Um »Politik für die Menschen« ging es beim Neujahrsempfang der Traunreuter Grünen am Samstag, 17. Januar 2026, im Café des Lebens beim Schloss Pertenstein. Als besonderen Gast konnten die beiden Ortsverbands-Sprecher Geli Grätz und Dr. Norbert Wolff den Bergener Bürgermeister Stefan Schneider begrüßen.
»Wie gelingt es, im tiefsten Oberbayern als Grüner zum Bürgermeister gewählt zu werden, und wie lässt sich grüne Politik hier umsetzen?«, so die Auftaktfrage zum inhaltlichen Teil des Neujahrsempfangs. Stefan Schneider schilderte, wie er vor elfeinhalb Jahren Bürgermeister wurde.
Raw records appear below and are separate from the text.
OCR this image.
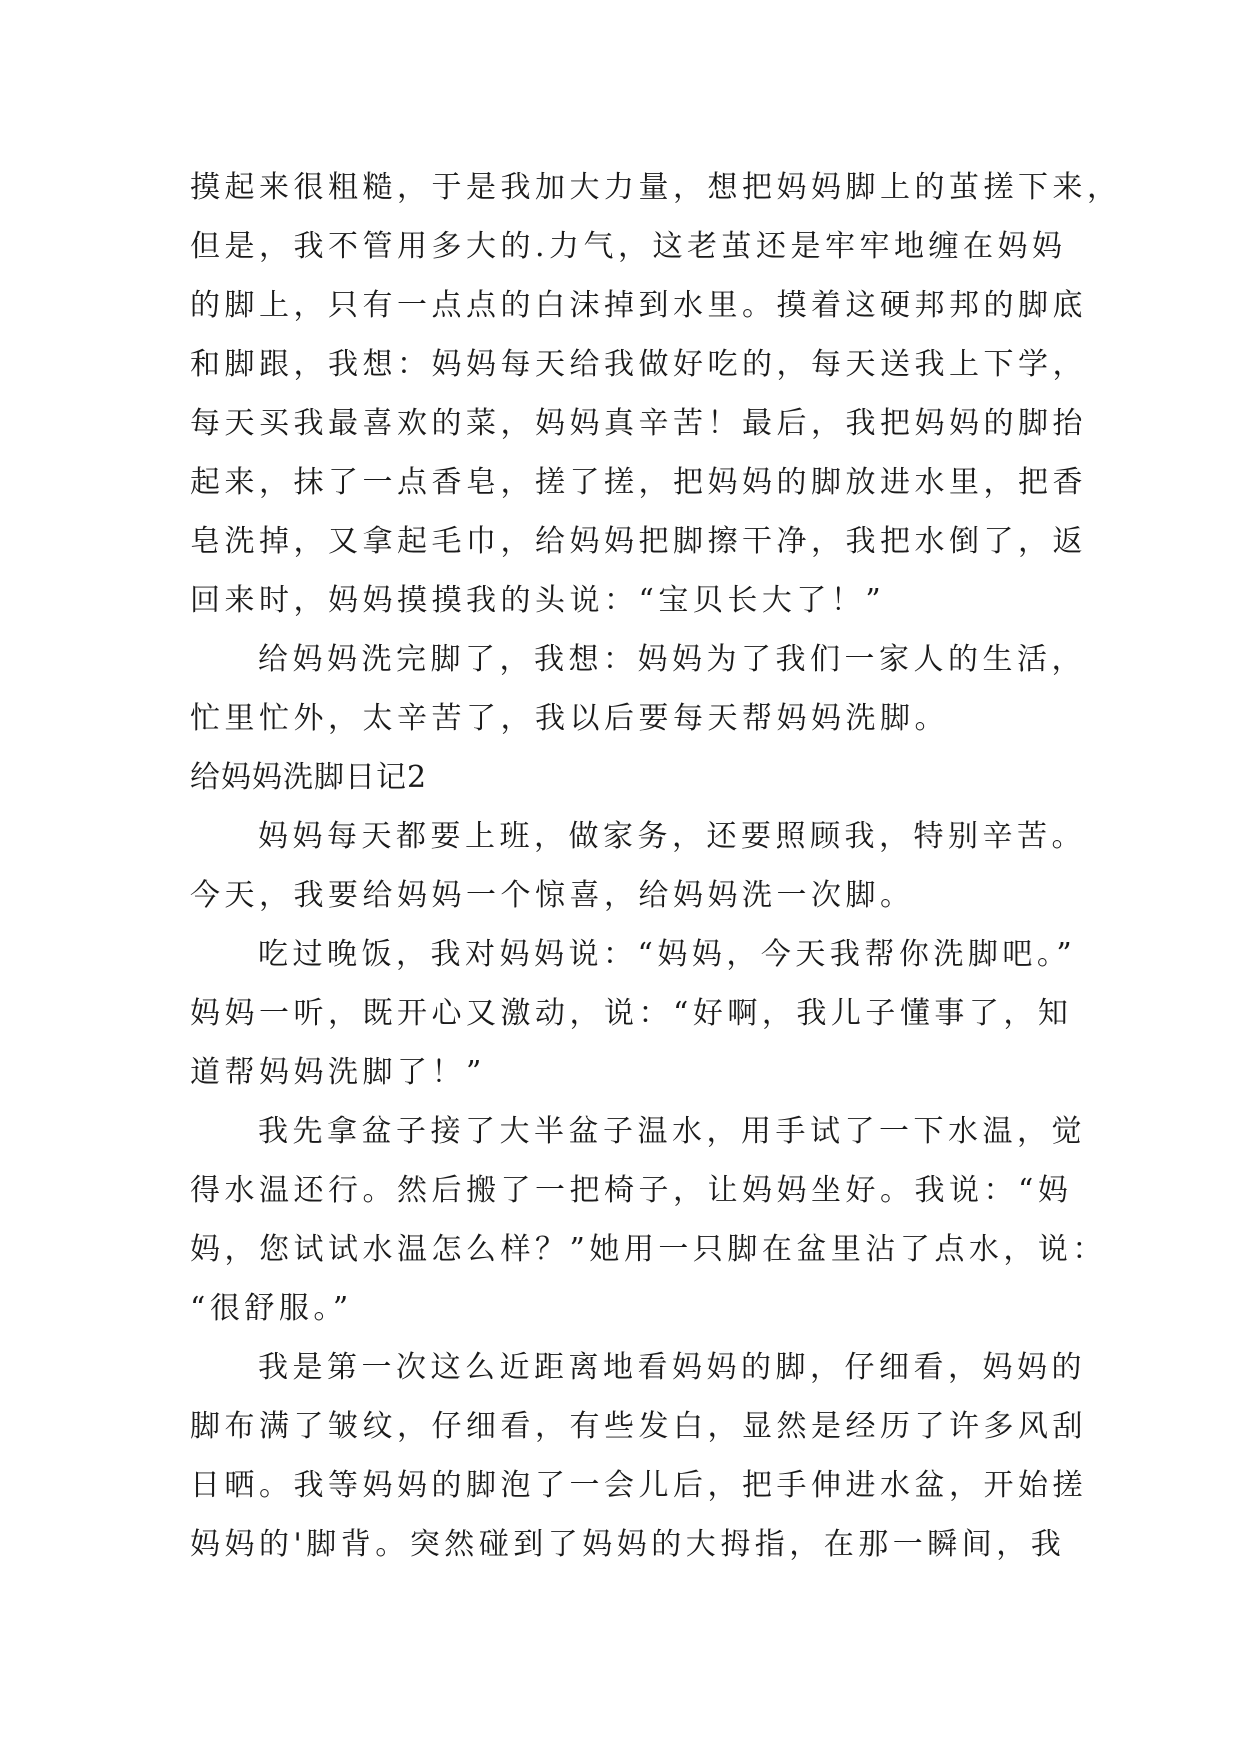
摸起来很粗糙，于是我加大力量，想把妈妈脚上的茧搓下来，
但是，我不管用多大的.力气，这老茧还是牢牢地缠在妈妈
的脚上，只有一点点的白沫掉到水里。摸着这硬邦邦的脚底
和脚跟，我想：妈妈每天给我做好吃的，每天送我上下学，
每天买我最喜欢的菜，妈妈真辛苦！最后，我把妈妈的脚抬
起来，抹了一点香皂，搓了搓，把妈妈的脚放进水里，把香
皂洗掉，又拿起毛巾，给妈妈把脚擦干净，我把水倒了，返
回来时，妈妈摸摸我的头说：“宝贝长大了！”
给妈妈洗完脚了，我想：妈妈为了我们一家人的生活，
忙里忙外，太辛苦了，我以后要每天帮妈妈洗脚。
给妈妈洗脚日记2
妈妈每天都要上班，做家务，还要照顾我，特别辛苦。
今天，我要给妈妈一个惊喜，给妈妈洗一次脚。
吃过晚饭，我对妈妈说：“妈妈，今天我帮你洗脚吧。”
妈妈一听，既开心又激动，说：“好啊，我儿子懂事了，知
道帮妈妈洗脚了！”
我先拿盆子接了大半盆子温水，用手试了一下水温，觉
得水温还行。然后搬了一把椅子，让妈妈坐好。我说：“妈
妈，您试试水温怎么样？”她用一只脚在盆里沾了点水，说：
“很舒服。”
我是第一次这么近距离地看妈妈的脚，仔细看，妈妈的
脚布满了皱纹，仔细看，有些发白，显然是经历了许多风刮
日晒。我等妈妈的脚泡了一会儿后，把手伸进水盆，开始搓
妈妈的'脚背。突然碰到了妈妈的大拇指，在那一瞬间，我
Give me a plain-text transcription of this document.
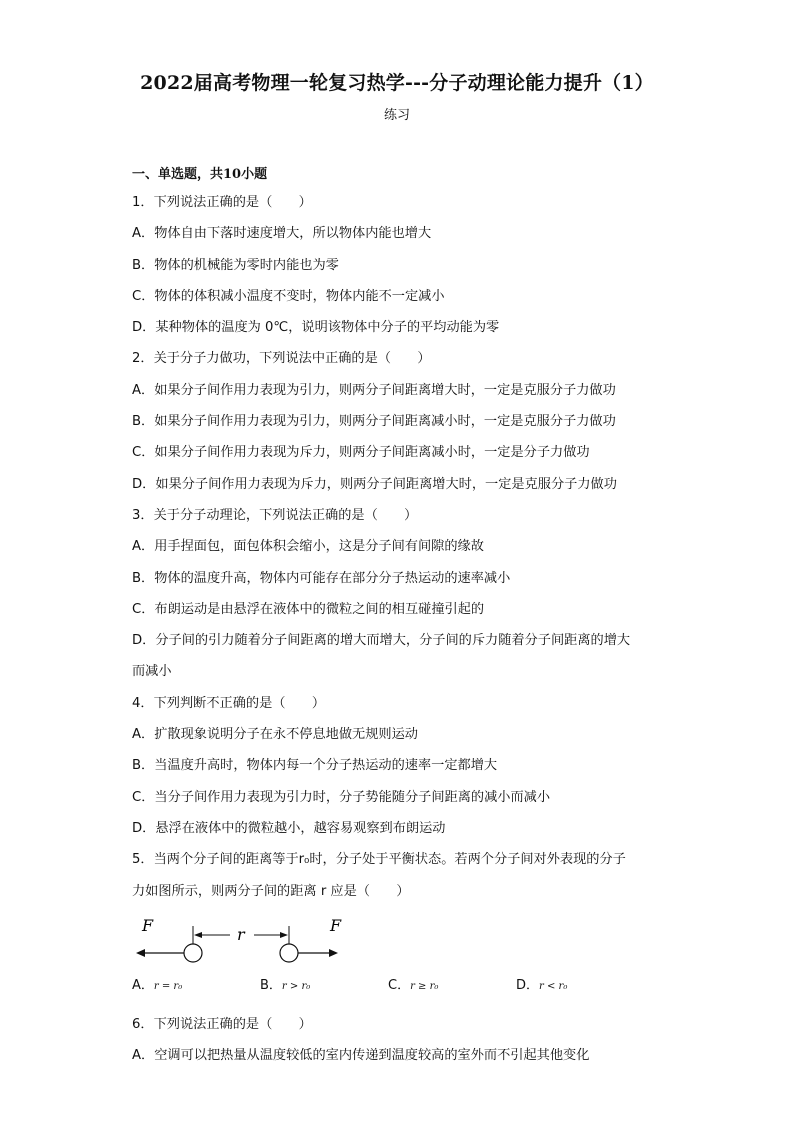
2022届高考物理一轮复习热学---分子动理论能力提升（1）
练习
一、单选题，共10小题
1．下列说法正确的是（　　）
A．物体自由下落时速度增大，所以物体内能也增大
B．物体的机械能为零时内能也为零
C．物体的体积减小温度不变时，物体内能不一定减小
D．某种物体的温度为 0℃，说明该物体中分子的平均动能为零
2．关于分子力做功，下列说法中正确的是（　　）
A．如果分子间作用力表现为引力，则两分子间距离增大时，一定是克服分子力做功
B．如果分子间作用力表现为引力，则两分子间距离减小时，一定是克服分子力做功
C．如果分子间作用力表现为斥力，则两分子间距离减小时，一定是分子力做功
D．如果分子间作用力表现为斥力，则两分子间距离增大时，一定是克服分子力做功
3．关于分子动理论，下列说法正确的是（　　）
A．用手捏面包，面包体积会缩小，这是分子间有间隙的缘故
B．物体的温度升高，物体内可能存在部分分子热运动的速率减小
C．布朗运动是由悬浮在液体中的微粒之间的相互碰撞引起的
D．分子间的引力随着分子间距离的增大而增大，分子间的斥力随着分子间距离的增大
而减小
4．下列判断不正确的是（　　）
A．扩散现象说明分子在永不停息地做无规则运动
B．当温度升高时，物体内每一个分子热运动的速率一定都增大
C．当分子间作用力表现为引力时，分子势能随分子间距离的减小而减小
D．悬浮在液体中的微粒越小，越容易观察到布朗运动
5．当两个分子间的距离等于r₀时，分子处于平衡状态。若两个分子间对外表现的分子
力如图所示，则两分子间的距离 r 应是（　　）
F	r	F
A．r = r₀	B．r > r₀	C．r ≥ r₀	D．r < r₀
6．下列说法正确的是（　　）
A．空调可以把热量从温度较低的室内传递到温度较高的室外而不引起其他变化
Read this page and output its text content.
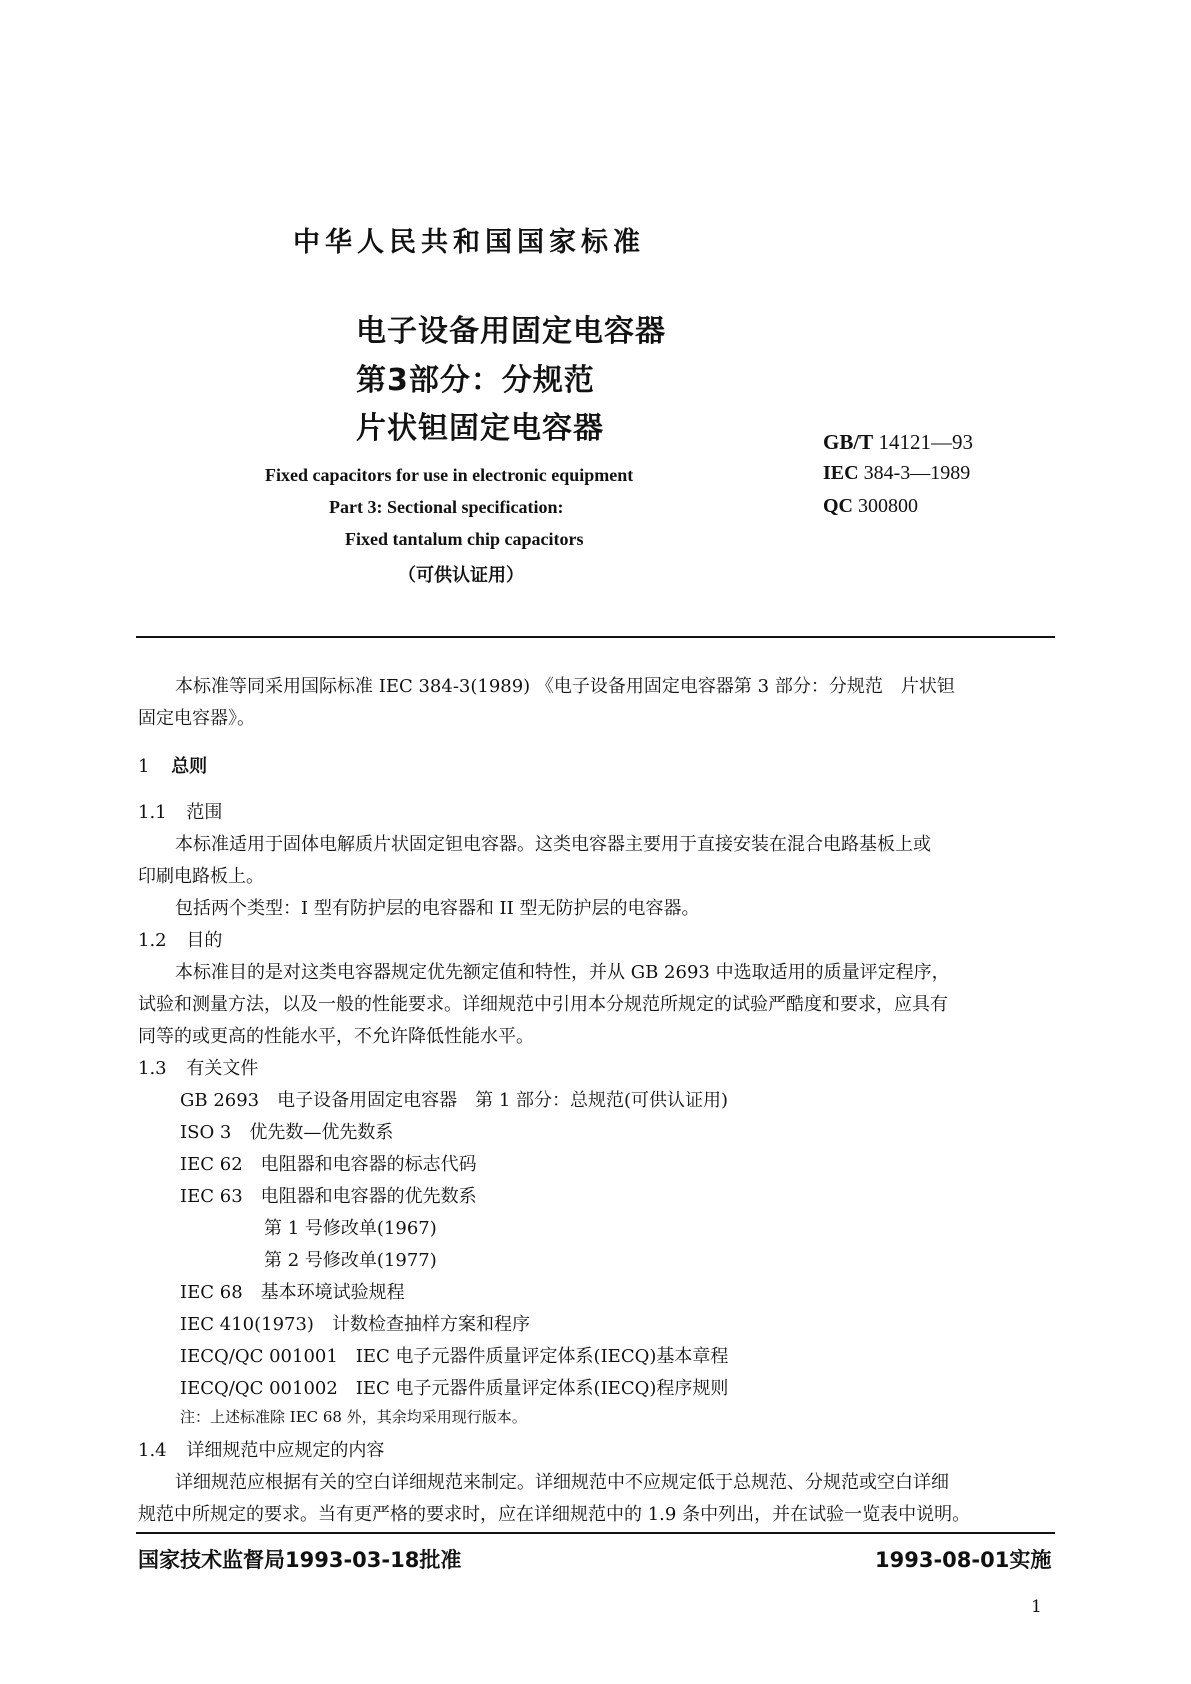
中华人民共和国国家标准
电子设备用固定电容器
第3部分：分规范
片状钽固定电容器	GB/T 14121—93
IEC 384-3—1989
QC 300800
Fixed capacitors for use in electronic equipment
Part 3: Sectional specification:
Fixed tantalum chip capacitors
（可供认证用）
本标准等同采用国际标准 IEC 384-3(1989) 《电子设备用固定电容器第 3 部分：分规范　片状钽
固定电容器》。
1 总则
1.1 范围
本标准适用于固体电解质片状固定钽电容器。这类电容器主要用于直接安装在混合电路基板上或
印刷电路板上。
包括两个类型：I 型有防护层的电容器和 II 型无防护层的电容器。
1.2 目的
本标准目的是对这类电容器规定优先额定值和特性，并从 GB 2693 中选取适用的质量评定程序，
试验和测量方法，以及一般的性能要求。详细规范中引用本分规范所规定的试验严酷度和要求，应具有
同等的或更高的性能水平，不允许降低性能水平。
1.3 有关文件
GB 2693　电子设备用固定电容器　第 1 部分：总规范(可供认证用)
ISO 3　优先数—优先数系
IEC 62　电阻器和电容器的标志代码
IEC 63　电阻器和电容器的优先数系
第 1 号修改单(1967)
第 2 号修改单(1977)
IEC 68　基本环境试验规程
IEC 410(1973)　计数检查抽样方案和程序
IECQ/QC 001001　IEC 电子元器件质量评定体系(IECQ)基本章程
IECQ/QC 001002　IEC 电子元器件质量评定体系(IECQ)程序规则
注：上述标准除 IEC 68 外，其余均采用现行版本。
1.4 详细规范中应规定的内容
详细规范应根据有关的空白详细规范来制定。详细规范中不应规定低于总规范、分规范或空白详细
规范中所规定的要求。当有更严格的要求时，应在详细规范中的 1.9 条中列出，并在试验一览表中说明。
国家技术监督局1993-03-18批准	1993-08-01实施
1
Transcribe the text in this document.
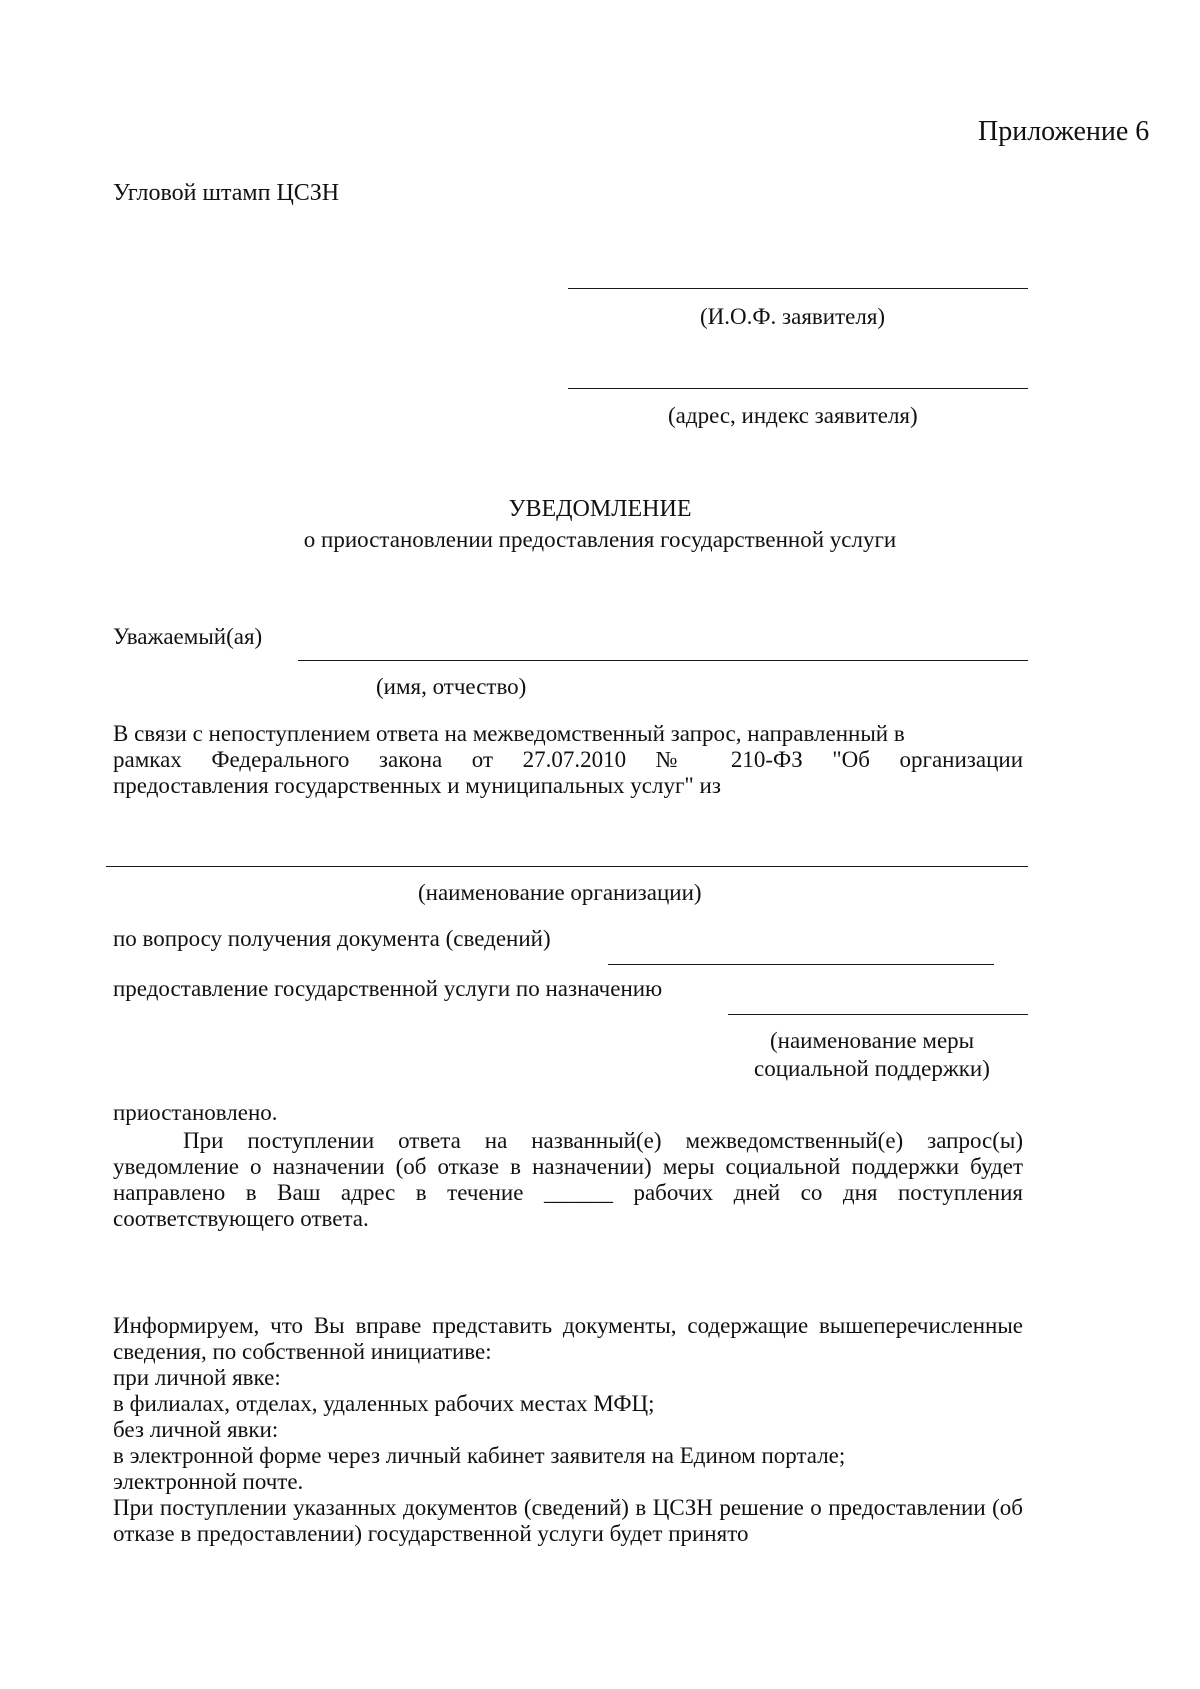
Приложение 6
Угловой штамп ЦСЗН
(И.О.Ф. заявителя)
(адрес, индекс заявителя)
УВЕДОМЛЕНИЕ
о приостановлении предоставления государственной услуги
Уважаемый(ая)
(имя, отчество)
В связи с непоступлением ответа на межведомственный запрос, направленный в
рамках Федерального закона от 27.07.2010 № 210-ФЗ "Об организации
предоставления государственных и муниципальных услуг" из
(наименование организации)
по вопросу получения документа (сведений)
предоставление государственной услуги по назначению
(наименование меры
социальной поддержки)
приостановлено.
При поступлении ответа на названный(е) межведомственный(е) запрос(ы) уведомление о назначении (об отказе в назначении) меры социальной поддержки будет направлено в Ваш адрес в течение ______ рабочих дней со дня поступления соответствующего ответа.
Информируем, что Вы вправе представить документы, содержащие вышеперечисленные сведения, по собственной инициативе:
при личной явке:
в филиалах, отделах, удаленных рабочих местах МФЦ;
без личной явки:
в электронной форме через личный кабинет заявителя на Едином портале;
электронной почте.
При поступлении указанных документов (сведений) в ЦСЗН решение о предоставлении (об отказе в предоставлении) государственной услуги будет принято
Seiner Erfahrung nach sei es wichtig, gut vernetzt und auch in der Zivilgesellschaft präsent zu sein. Vor allem komme es darauf an, Politik für die Menschen und mit den Menschen zu machen. Im Dialog ließen sich viele Fragen klären und Ängste abbauen.
Im Verlauf der Diskussion wurde Schneider auf die Adelholzener Alpenquellen angesprochen. Er betont die grundsätzlich gute Zusammenarbeit und die gemeinsame Suche nach ökologisch verträglichen Lösungen. Zugleich wies er darauf hin, dass beim Bergener Grundwasser durchaus schon Auswirkungen des Klimawandels sichtbar würden. Weitere Gesprächsthemen waren die Hochfellbahn (die seit drei Jahren schwarze Zahlen schreibt), die Integration von Flüchtlingen, die Schaffung von bezahlbarem Wohnraum und die Erhebung einer Zweitwohnungssteuer.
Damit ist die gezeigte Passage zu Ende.